# 1918 Columbia Military Bicycle - what's it worth?



## rubblequeen (Sep 4, 2013)

Hi i have a chance to pick one of these up but not sure what I should be paying.  Any ideas?
Seems to be in good ridable condition.  Mainly all original apart from the wheels.
 Thanks


----------



## bricycle (Sep 4, 2013)

Sent a pm... don't wanna get the natives restless.


----------



## Coaster Brake (Sep 4, 2013)

The catalog page I found said they sold for $65 new.
So since it's just an old wore out piece of junk I'll give you $20 for it.


----------



## rubblequeen (Sep 4, 2013)

Coaster Brake said:


> The catalog page I found said they sold for $65 new.
> So since it's just an old wore out piece of junk I'll give you $20 for it.

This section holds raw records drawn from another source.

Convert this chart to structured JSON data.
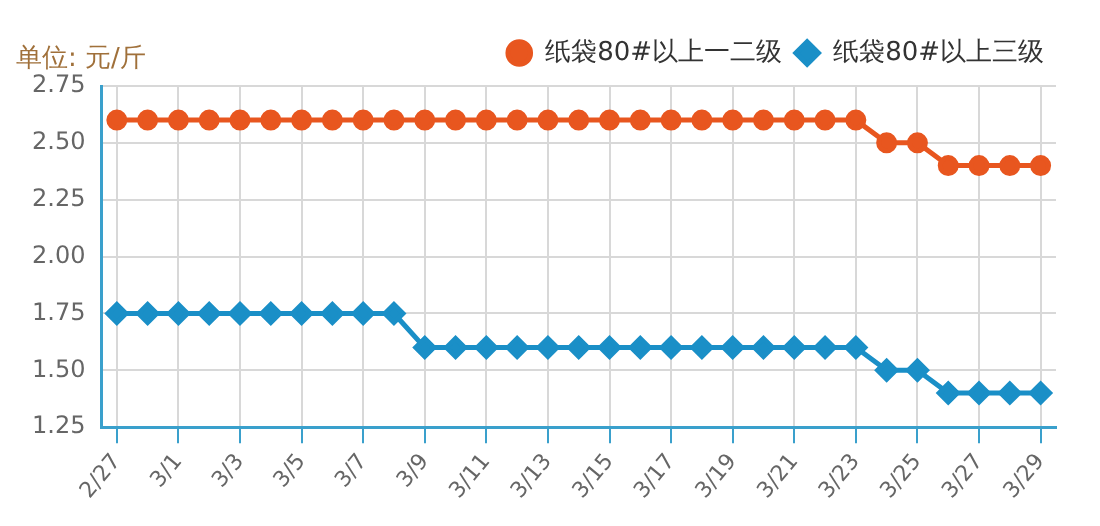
{
  "chart_data": {
    "type": "line",
    "ylabel": "单位: 元/斤",
    "categories": [
      "2/27",
      null,
      "3/1",
      null,
      "3/3",
      null,
      "3/5",
      null,
      "3/7",
      null,
      "3/9",
      null,
      "3/11",
      null,
      "3/13",
      null,
      "3/15",
      null,
      "3/17",
      null,
      "3/19",
      null,
      "3/21",
      null,
      "3/23",
      null,
      "3/25",
      null,
      "3/27",
      null,
      "3/29"
    ],
    "series": [
      {
        "name": "纸袋80#以上一二级",
        "color": "#e8561f",
        "marker": "circle",
        "values": [
          2.6,
          2.6,
          2.6,
          2.6,
          2.6,
          2.6,
          2.6,
          2.6,
          2.6,
          2.6,
          2.6,
          2.6,
          2.6,
          2.6,
          2.6,
          2.6,
          2.6,
          2.6,
          2.6,
          2.6,
          2.6,
          2.6,
          2.6,
          2.6,
          2.6,
          2.5,
          2.5,
          2.4,
          2.4,
          2.4,
          2.4
        ]
      },
      {
        "name": "纸袋80#以上三级",
        "color": "#1a8fc7",
        "marker": "diamond",
        "values": [
          1.75,
          1.75,
          1.75,
          1.75,
          1.75,
          1.75,
          1.75,
          1.75,
          1.75,
          1.75,
          1.6,
          1.6,
          1.6,
          1.6,
          1.6,
          1.6,
          1.6,
          1.6,
          1.6,
          1.6,
          1.6,
          1.6,
          1.6,
          1.6,
          1.6,
          1.5,
          1.5,
          1.4,
          1.4,
          1.4,
          1.4
        ]
      }
    ],
    "ylim": [
      1.25,
      2.75
    ],
    "yticks": [
      1.25,
      {
        "value": 1.5,
        "label": "1.50"
      },
      1.75,
      {
        "value": 2,
        "label": "2.00"
      },
      2.25,
      {
        "value": 2.5,
        "label": "2.50"
      },
      2.75
    ],
    "grid": true,
    "legend": "top right"
  }
}
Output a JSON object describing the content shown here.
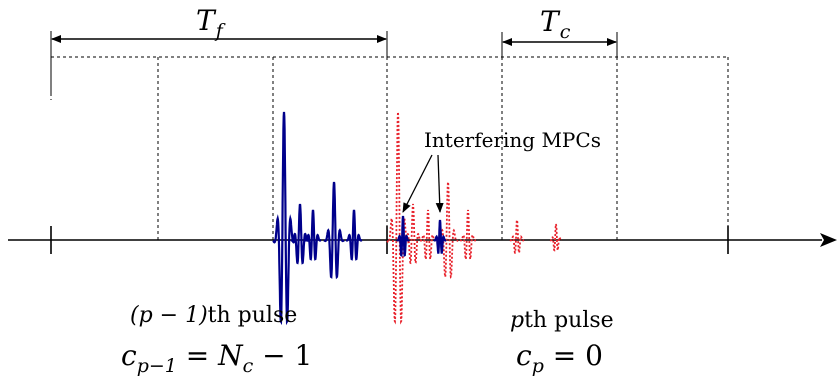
{
  "labels": {
    "frame_duration": "T",
    "frame_duration_sub": "f",
    "chip_duration": "T",
    "chip_duration_sub": "c",
    "interfering": "Interfering MPCs",
    "prev_pulse_var": "(p − 1)",
    "prev_pulse_text": "th pulse",
    "cur_pulse_var": "p",
    "cur_pulse_text": "th pulse",
    "prev_code_c": "c",
    "prev_code_sub": "p−1",
    "prev_code_rhs_eq": " = ",
    "prev_code_rhs_N": "N",
    "prev_code_rhs_Nsub": "c",
    "prev_code_rhs_tail": " − 1",
    "cur_code_c": "c",
    "cur_code_sub": "p",
    "cur_code_rhs": " = 0"
  },
  "colors": {
    "axis": "#000000",
    "prev_pulse": "#00008b",
    "cur_pulse": "#e8202a"
  }
}
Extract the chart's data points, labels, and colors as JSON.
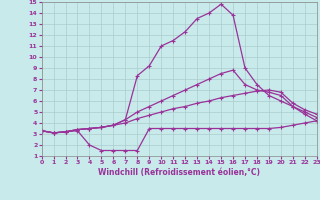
{
  "bg_color": "#c8eaea",
  "grid_color": "#aacccc",
  "line_color": "#993399",
  "xlabel": "Windchill (Refroidissement éolien,°C)",
  "xlim": [
    0,
    23
  ],
  "ylim": [
    1,
    15
  ],
  "xticks": [
    0,
    1,
    2,
    3,
    4,
    5,
    6,
    7,
    8,
    9,
    10,
    11,
    12,
    13,
    14,
    15,
    16,
    17,
    18,
    19,
    20,
    21,
    22,
    23
  ],
  "yticks": [
    1,
    2,
    3,
    4,
    5,
    6,
    7,
    8,
    9,
    10,
    11,
    12,
    13,
    14,
    15
  ],
  "line1_x": [
    0,
    1,
    2,
    3,
    4,
    5,
    6,
    7,
    8,
    9,
    10,
    11,
    12,
    13,
    14,
    15,
    16,
    17,
    18,
    19,
    20,
    21,
    22,
    23
  ],
  "line1_y": [
    3.3,
    3.1,
    3.2,
    3.4,
    3.5,
    3.6,
    3.8,
    4.3,
    8.3,
    9.2,
    11.0,
    11.5,
    12.3,
    13.5,
    14.0,
    14.8,
    13.8,
    9.0,
    7.5,
    6.5,
    6.0,
    5.5,
    4.8,
    4.2
  ],
  "line2_x": [
    0,
    1,
    2,
    3,
    4,
    5,
    6,
    7,
    8,
    9,
    10,
    11,
    12,
    13,
    14,
    15,
    16,
    17,
    18,
    19,
    20,
    21,
    22,
    23
  ],
  "line2_y": [
    3.3,
    3.1,
    3.2,
    3.4,
    3.5,
    3.6,
    3.8,
    4.3,
    5.0,
    5.5,
    6.0,
    6.5,
    7.0,
    7.5,
    8.0,
    8.5,
    8.8,
    7.5,
    7.0,
    6.8,
    6.5,
    5.5,
    5.0,
    4.5
  ],
  "line3_x": [
    0,
    1,
    2,
    3,
    4,
    5,
    6,
    7,
    8,
    9,
    10,
    11,
    12,
    13,
    14,
    15,
    16,
    17,
    18,
    19,
    20,
    21,
    22,
    23
  ],
  "line3_y": [
    3.3,
    3.1,
    3.2,
    3.4,
    3.5,
    3.6,
    3.8,
    4.0,
    4.4,
    4.7,
    5.0,
    5.3,
    5.5,
    5.8,
    6.0,
    6.3,
    6.5,
    6.7,
    6.9,
    7.0,
    6.8,
    5.8,
    5.2,
    4.8
  ],
  "line4_x": [
    0,
    1,
    2,
    3,
    4,
    5,
    6,
    7,
    8,
    9,
    10,
    11,
    12,
    13,
    14,
    15,
    16,
    17,
    18,
    19,
    20,
    21,
    22,
    23
  ],
  "line4_y": [
    3.3,
    3.1,
    3.2,
    3.3,
    2.0,
    1.5,
    1.5,
    1.5,
    1.5,
    3.5,
    3.5,
    3.5,
    3.5,
    3.5,
    3.5,
    3.5,
    3.5,
    3.5,
    3.5,
    3.5,
    3.6,
    3.8,
    4.0,
    4.2
  ]
}
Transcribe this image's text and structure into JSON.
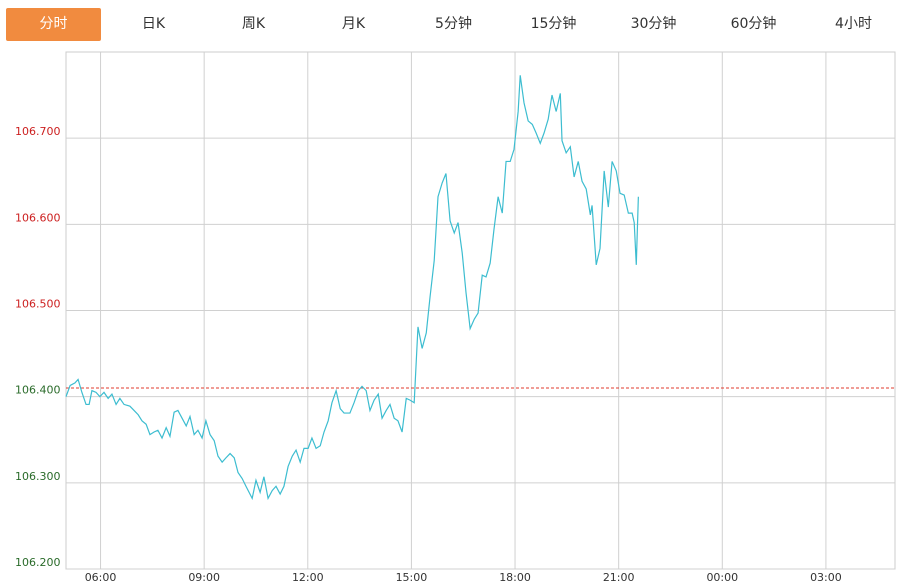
{
  "tabs": [
    "分时",
    "日K",
    "周K",
    "月K",
    "5分钟",
    "15分钟",
    "30分钟",
    "60分钟",
    "4小时"
  ],
  "active_tab": 0,
  "chart_data": {
    "type": "line",
    "xlim": [
      5,
      29
    ],
    "xticks": [
      {
        "value": 6,
        "label": "06:00"
      },
      {
        "value": 9,
        "label": "09:00"
      },
      {
        "value": 12,
        "label": "12:00"
      },
      {
        "value": 15,
        "label": "15:00"
      },
      {
        "value": 18,
        "label": "18:00"
      },
      {
        "value": 21,
        "label": "21:00"
      },
      {
        "value": 24,
        "label": "00:00"
      },
      {
        "value": 27,
        "label": "03:00"
      }
    ],
    "ylim": [
      106.2,
      106.8
    ],
    "yticks": [
      {
        "value": 106.2,
        "label": "106.200"
      },
      {
        "value": 106.3,
        "label": "106.300"
      },
      {
        "value": 106.4,
        "label": "106.400"
      },
      {
        "value": 106.5,
        "label": "106.500"
      },
      {
        "value": 106.6,
        "label": "106.600"
      },
      {
        "value": 106.7,
        "label": "106.700"
      }
    ],
    "grid": true,
    "reference": 106.41,
    "reference_color": "#e03b2e",
    "up_color": "#cc1f1f",
    "down_color": "#2a6b2a",
    "series": [
      {
        "color": "#3dbdd0",
        "x": [
          5.0,
          5.12,
          5.26,
          5.35,
          5.46,
          5.58,
          5.67,
          5.75,
          5.87,
          5.98,
          6.1,
          6.22,
          6.33,
          6.45,
          6.56,
          6.68,
          6.85,
          6.97,
          7.09,
          7.2,
          7.32,
          7.43,
          7.55,
          7.66,
          7.78,
          7.9,
          8.01,
          8.13,
          8.24,
          8.36,
          8.48,
          8.59,
          8.71,
          8.82,
          8.94,
          9.05,
          9.17,
          9.29,
          9.4,
          9.52,
          9.63,
          9.75,
          9.87,
          9.98,
          10.1,
          10.21,
          10.39,
          10.5,
          10.62,
          10.73,
          10.85,
          10.97,
          11.08,
          11.2,
          11.31,
          11.43,
          11.55,
          11.66,
          11.78,
          11.89,
          12.01,
          12.12,
          12.24,
          12.36,
          12.47,
          12.59,
          12.7,
          12.82,
          12.94,
          13.05,
          13.22,
          13.34,
          13.46,
          13.57,
          13.69,
          13.8,
          13.92,
          14.04,
          14.15,
          14.27,
          14.38,
          14.5,
          14.61,
          14.73,
          14.85,
          14.96,
          15.08,
          15.19,
          15.31,
          15.43,
          15.54,
          15.66,
          15.77,
          15.89,
          16.0,
          16.12,
          16.24,
          16.35,
          16.47,
          16.58,
          16.7,
          16.82,
          16.93,
          17.05,
          17.16,
          17.28,
          17.39,
          17.51,
          17.63,
          17.74,
          17.86,
          17.97,
          18.09,
          18.15,
          18.26,
          18.38,
          18.5,
          18.61,
          18.73,
          18.84,
          18.96,
          19.07,
          19.19,
          19.31,
          19.36,
          19.48,
          19.6,
          19.71,
          19.83,
          19.94,
          20.06,
          20.18,
          20.23,
          20.35,
          20.46,
          20.58,
          20.7,
          20.81,
          20.93,
          21.04,
          21.16,
          21.28,
          21.39,
          21.45,
          21.51,
          21.57
        ],
        "values": [
          106.4,
          106.413,
          106.416,
          106.42,
          106.405,
          106.391,
          106.391,
          106.407,
          106.405,
          106.4,
          106.405,
          106.398,
          106.403,
          106.391,
          106.398,
          106.391,
          106.389,
          106.384,
          106.379,
          106.372,
          106.368,
          106.356,
          106.359,
          106.361,
          106.352,
          106.364,
          106.354,
          106.382,
          106.384,
          106.375,
          106.366,
          106.377,
          106.356,
          106.361,
          106.352,
          106.372,
          106.356,
          106.349,
          106.331,
          106.324,
          106.329,
          106.334,
          106.329,
          106.312,
          106.305,
          106.296,
          106.282,
          106.303,
          106.289,
          106.307,
          106.282,
          106.291,
          106.296,
          106.287,
          106.296,
          106.319,
          106.331,
          106.338,
          106.324,
          106.34,
          106.34,
          106.352,
          106.34,
          106.343,
          106.359,
          106.372,
          106.393,
          106.407,
          106.386,
          106.381,
          106.381,
          106.393,
          106.407,
          106.412,
          106.407,
          106.384,
          106.396,
          106.403,
          106.375,
          106.384,
          106.391,
          106.375,
          106.372,
          106.359,
          106.398,
          106.396,
          106.393,
          106.481,
          106.456,
          106.474,
          106.516,
          106.558,
          106.632,
          106.648,
          106.659,
          106.604,
          106.59,
          106.602,
          106.567,
          106.521,
          106.479,
          106.49,
          106.497,
          106.541,
          106.539,
          106.555,
          106.594,
          106.632,
          106.613,
          106.673,
          106.673,
          106.687,
          106.731,
          106.773,
          106.741,
          106.72,
          106.716,
          106.706,
          106.694,
          106.706,
          106.722,
          106.75,
          106.731,
          106.752,
          106.697,
          106.683,
          106.69,
          106.655,
          106.673,
          106.65,
          106.641,
          106.611,
          106.622,
          106.553,
          106.572,
          106.662,
          106.62,
          106.673,
          106.662,
          106.636,
          106.634,
          106.613,
          106.613,
          106.602,
          106.553,
          106.632
        ]
      }
    ]
  }
}
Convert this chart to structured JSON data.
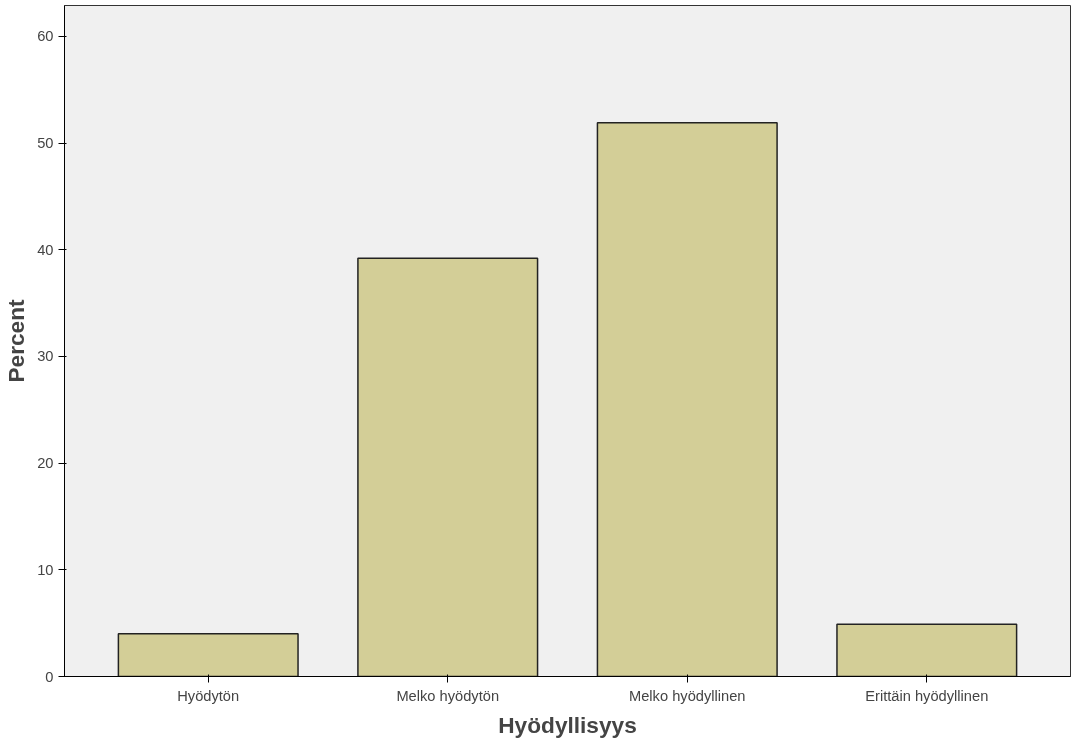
{
  "chart_data": {
    "type": "bar",
    "xlabel": "Hyödyllisyys",
    "ylabel": "Percent",
    "categories": [
      "Hyödytön",
      "Melko hyödytön",
      "Melko hyödyllinen",
      "Erittäin hyödyllinen"
    ],
    "values": [
      4.0,
      39.2,
      51.9,
      4.9
    ],
    "color": "#d3ce97",
    "ylim": [
      0,
      62.9
    ],
    "yticks": [
      0,
      10,
      20,
      30,
      40,
      50,
      60
    ],
    "grid": false
  }
}
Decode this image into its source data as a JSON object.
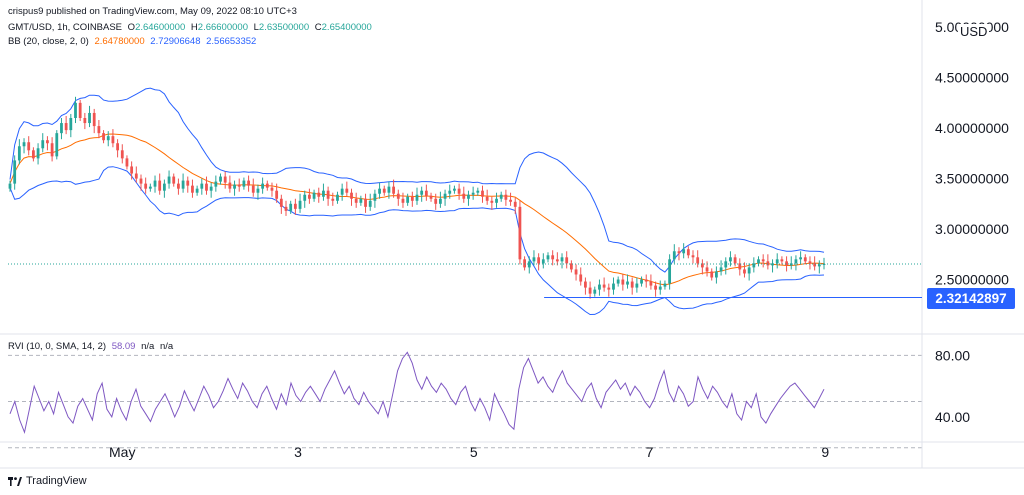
{
  "header": {
    "published": "crispus9 published on TradingView.com, May 09, 2022 08:10 UTC+3",
    "symbol": "GMT/USD, 1h, COINBASE",
    "ohlc": {
      "o_label": "O",
      "o": "2.64600000",
      "h_label": "H",
      "h": "2.66600000",
      "l_label": "L",
      "l": "2.63500000",
      "c_label": "C",
      "c": "2.65400000"
    },
    "bb": {
      "label": "BB (20, close, 2, 0)",
      "basis": "2.64780000",
      "upper": "2.72906648",
      "lower": "2.56653352"
    },
    "rvi": {
      "label": "RVI (10, 0, SMA, 14, 2)",
      "value": "58.09",
      "na1": "n/a",
      "na2": "n/a"
    }
  },
  "currency": "USD",
  "price_tag": "2.32142897",
  "logo": "TradingView",
  "colors": {
    "up": "#26a69a",
    "down": "#ef5350",
    "bb_band": "#2962ff",
    "bb_basis": "#ff6d00",
    "rvi": "#7e57c2",
    "price_tag": "#2962ff",
    "grid_dash": "#b2b5be",
    "last_price_dotted": "#26a69a"
  },
  "chart_data": [
    {
      "type": "candlestick",
      "title": "GMT/USD, 1h, COINBASE",
      "yticks": [
        "2.50000000",
        "3.00000000",
        "3.50000000",
        "4.00000000",
        "4.50000000",
        "5.00000000"
      ],
      "ytick_values": [
        2.5,
        3.0,
        3.5,
        4.0,
        4.5,
        5.0
      ],
      "ylim": [
        2.0,
        5.15
      ],
      "xticks": [
        "May",
        "3",
        "5",
        "7",
        "9"
      ],
      "x_range_days": [
        -0.3,
        10.1
      ],
      "xtick_days": [
        1,
        3,
        5,
        7,
        9
      ],
      "horizontal_line": 2.32142897,
      "horizontal_line_start_day": 5.8,
      "last_price": 2.654,
      "candles_close": [
        3.45,
        3.68,
        3.82,
        3.86,
        3.78,
        3.7,
        3.8,
        3.88,
        3.85,
        3.72,
        3.95,
        4.05,
        3.98,
        4.1,
        4.25,
        4.1,
        4.05,
        4.15,
        4.02,
        3.95,
        3.88,
        3.92,
        3.85,
        3.78,
        3.7,
        3.62,
        3.55,
        3.5,
        3.45,
        3.4,
        3.42,
        3.48,
        3.38,
        3.45,
        3.52,
        3.45,
        3.4,
        3.48,
        3.43,
        3.36,
        3.4,
        3.45,
        3.38,
        3.42,
        3.47,
        3.52,
        3.46,
        3.4,
        3.44,
        3.42,
        3.48,
        3.43,
        3.36,
        3.4,
        3.45,
        3.41,
        3.38,
        3.3,
        3.22,
        3.18,
        3.25,
        3.2,
        3.28,
        3.34,
        3.3,
        3.36,
        3.32,
        3.38,
        3.3,
        3.28,
        3.34,
        3.4,
        3.36,
        3.3,
        3.26,
        3.3,
        3.22,
        3.28,
        3.35,
        3.4,
        3.36,
        3.42,
        3.35,
        3.3,
        3.26,
        3.32,
        3.28,
        3.34,
        3.38,
        3.33,
        3.3,
        3.25,
        3.3,
        3.35,
        3.38,
        3.4,
        3.35,
        3.3,
        3.34,
        3.36,
        3.38,
        3.32,
        3.28,
        3.26,
        3.3,
        3.34,
        3.29,
        3.27,
        3.22,
        2.7,
        2.62,
        2.68,
        2.72,
        2.66,
        2.7,
        2.74,
        2.7,
        2.68,
        2.72,
        2.66,
        2.6,
        2.55,
        2.48,
        2.42,
        2.36,
        2.4,
        2.45,
        2.42,
        2.4,
        2.46,
        2.5,
        2.45,
        2.48,
        2.42,
        2.46,
        2.5,
        2.48,
        2.44,
        2.4,
        2.43,
        2.46,
        2.7,
        2.78,
        2.76,
        2.8,
        2.74,
        2.72,
        2.66,
        2.62,
        2.58,
        2.52,
        2.58,
        2.62,
        2.68,
        2.72,
        2.66,
        2.6,
        2.56,
        2.62,
        2.66,
        2.7,
        2.68,
        2.64,
        2.66,
        2.7,
        2.68,
        2.64,
        2.66,
        2.7,
        2.72,
        2.68,
        2.66,
        2.63,
        2.65,
        2.654
      ]
    },
    {
      "type": "line",
      "title": "RVI (10, 0, SMA, 14, 2)",
      "yticks": [
        "40.00",
        "80.00"
      ],
      "ytick_values": [
        40,
        80
      ],
      "ylim": [
        25,
        90
      ],
      "bands": [
        80,
        50,
        20
      ],
      "series": [
        {
          "name": "RVI",
          "values": [
            42,
            50,
            38,
            30,
            45,
            60,
            52,
            44,
            50,
            42,
            56,
            48,
            40,
            36,
            47,
            52,
            45,
            38,
            55,
            62,
            45,
            40,
            52,
            44,
            38,
            50,
            58,
            47,
            42,
            37,
            45,
            50,
            55,
            48,
            40,
            47,
            57,
            50,
            44,
            52,
            60,
            54,
            46,
            50,
            57,
            65,
            58,
            52,
            62,
            57,
            50,
            46,
            55,
            60,
            52,
            45,
            55,
            48,
            62,
            54,
            50,
            56,
            60,
            55,
            50,
            58,
            64,
            70,
            62,
            55,
            60,
            52,
            48,
            56,
            50,
            46,
            42,
            50,
            40,
            55,
            70,
            78,
            82,
            75,
            64,
            58,
            66,
            60,
            56,
            62,
            58,
            52,
            48,
            56,
            60,
            50,
            44,
            52,
            46,
            38,
            55,
            48,
            42,
            35,
            32,
            58,
            72,
            78,
            70,
            62,
            66,
            60,
            56,
            64,
            70,
            62,
            58,
            54,
            50,
            58,
            62,
            52,
            46,
            56,
            60,
            64,
            58,
            62,
            54,
            60,
            56,
            50,
            46,
            52,
            62,
            70,
            56,
            50,
            60,
            55,
            47,
            50,
            66,
            58,
            52,
            60,
            56,
            50,
            46,
            55,
            42,
            38,
            50,
            46,
            55,
            40,
            36,
            42,
            47,
            52,
            56,
            60,
            62,
            58,
            54,
            50,
            46,
            52,
            58
          ]
        }
      ]
    }
  ]
}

If you make it $25 we've got a deal.  Oh no! Just realised you were joking  
Or did you leave two zero's off the end by mistake????


----------



## MrColumbia (Sep 4, 2013)

rubblequeen said:


> Hi i have a chance to pick one of these up but not sure what I should be paying.  Any ideas?
> Seems to be in good ridable condition.  Mainly all original apart from the wheels.
> Thanks




$0 to $2,000 or any ware in-between or possibly more. Post pictures or it's just a guess.


----------



## GiovanniLiCalsi (Sep 4, 2013)

http://bsamuseum.wordpress.com/1918-columbia-military-model/
*http://bsamuseum.wordpress.com/*


----------



## hoofhearted (May 5, 2014)

*1918 Dayton Military*



GiovanniLiCalsi said:


> http://bsamuseum.wordpress.com/1918-columbia-military-model/
> *http://bsamuseum.wordpress.com/*





*HELP ... is there any scholarly-evidence that the 1918, Davis DAYTON Military Bicycle 
had it's brightwork painted to match the frame / fenders ... like the Columbia and Great 
Western Military-Models of 1918 ??

Is there anyone on board that has documentation of the color of the Dayton Military Bicycle of 1918 ... 
the two I have seen are satin or gloss black.*


Thank you for any information.... 

.... patric cafaro


==============================================================================
==============================================================================


----------